Guest columnist and Justia writer and editor David Kemp comments on a new development on Facebook: users’ ability to add the fact that they have become organ donors as a “Life Event” on their Timelines. Kemp notes that the reason for this development is to encourage organ donation after death—and that it’s been very successful in doing so. He also comments on three likely reasons why Facebook chose this particular cause, as opposed to all the other causes that it might have promoted.
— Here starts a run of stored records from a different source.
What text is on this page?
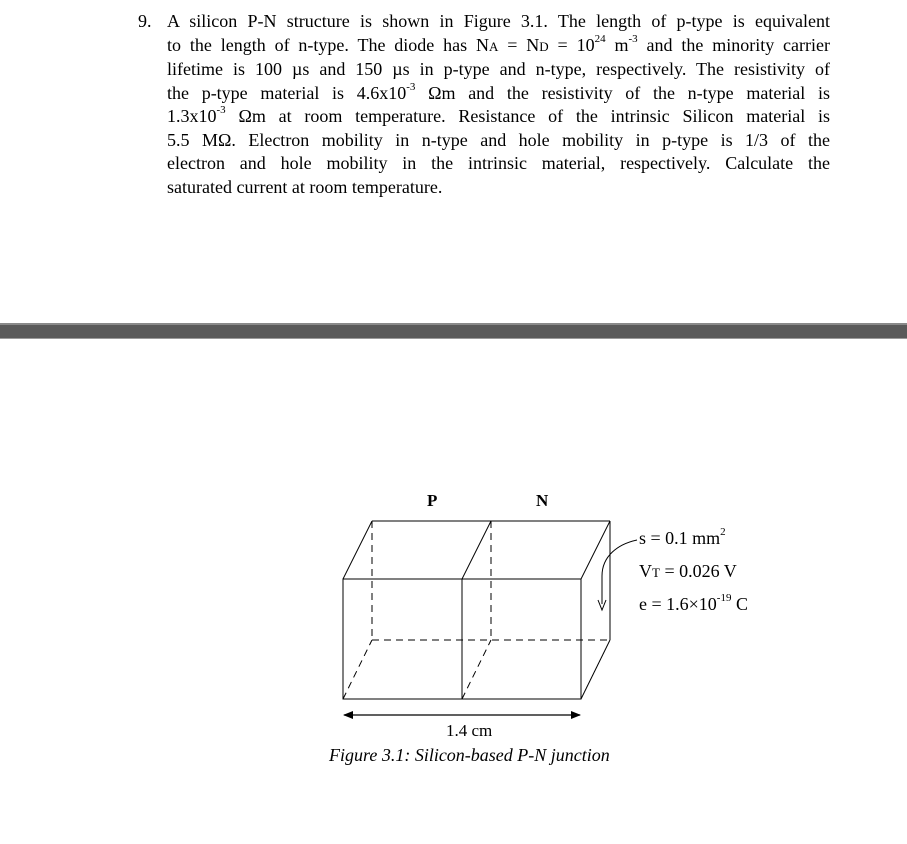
9. A silicon P-N structure is shown in Figure 3.1. The length of p-type is equivalent
to the length of n-type. The diode has NA = ND = $10^{24}$ $m^{-3}$ and the minority carrier
lifetime is 100 µs and 150 µs in p-type and n-type, respectively. The resistivity of
the p-type material is $4.6x10^{-3}$ Ωm and the resistivity of the n-type material is
$1.3x10^{-3}$ Ωm at room temperature. Resistance of the intrinsic Silicon material is
5.5 MΩ. Electron mobility in n-type and hole mobility in p-type is 1/3 of the
electron and hole mobility in the intrinsic material, respectively. Calculate the
saturated current at room temperature.
P	N
s = 0.1 $mm^2$
VT = 0.026 V
$e = 1.6\times 10^{-19}$ C
1.4 cm
Figure 3.1: Silicon-based P-N junction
While applauding the feature’s benefits, Kemp also considers some risks connected to the use of Facebook in this way—including the risk that other medically-related applications may lead to the disclosure of private health information, which could potentially implicate federal privacy laws. (Already, the “Life Events” application, Kemp points out, can reveal a broken bone or weight loss.) Ultimately, Kemp raises the question whether Facebook may evolve in such a way as to provide not just social networking, but also social engineering.
Guest columnist and Justia editor David Kemp comments on a recent decision by the U.S. Court of Appeals for the Eleventh Circuit, which held that the Fourteenth Amendment of the federal Constitution protects transgender government employees from discrimination on the basis of their transgender identity, as part of its protection from discrimination based on gender. Kemp notes that the Fourteenth Amendment was implicated because the plaintiff’s employer—which fired her when she explained to her boss that she planned to transition from male to female—was a government agency. As Kemp explains, the resulting decision was a precedent both for the illegality of a firing based on gender non-conformity, and for the proposition that a firing like the plaintiff's violates the federal Constitution’s Equal Protection Clause. Kemp also discusses the Supreme Court precedent of Price Waterhouse, which established that an employer cannot legally force an employee to conform to stereotypes associated with his or her gender, and the question of what level of scrutiny courts will apply to discrimination claims arising out of transgender status.
Guest columnist and Justia editor David S. Kemp comments on a recent decision from the U.S. Court of Appeals for the Seventh Circuit, which permitted two American citizens to sue several U.S. military officials and former Secretary of Defense Donald Rumsfeld for violating their constitutional rights. In that case, the plaintiffs alleged that Rumsfeld authorized the officials to detain and torture them for several months in Iraq, and that they were subsequently released without being charged with any crime. Kemp covers the three essential questions that had to be answered before the suit could proceed; explains the nature of Bivens claims, through which a plaintiff can bring suit against federal officials (such as, here, Rumsfeld) by proceeding directly under a particular constitutional provision; and describes the two-part test federal courts use to decide whether a Bivens claim will be recognized.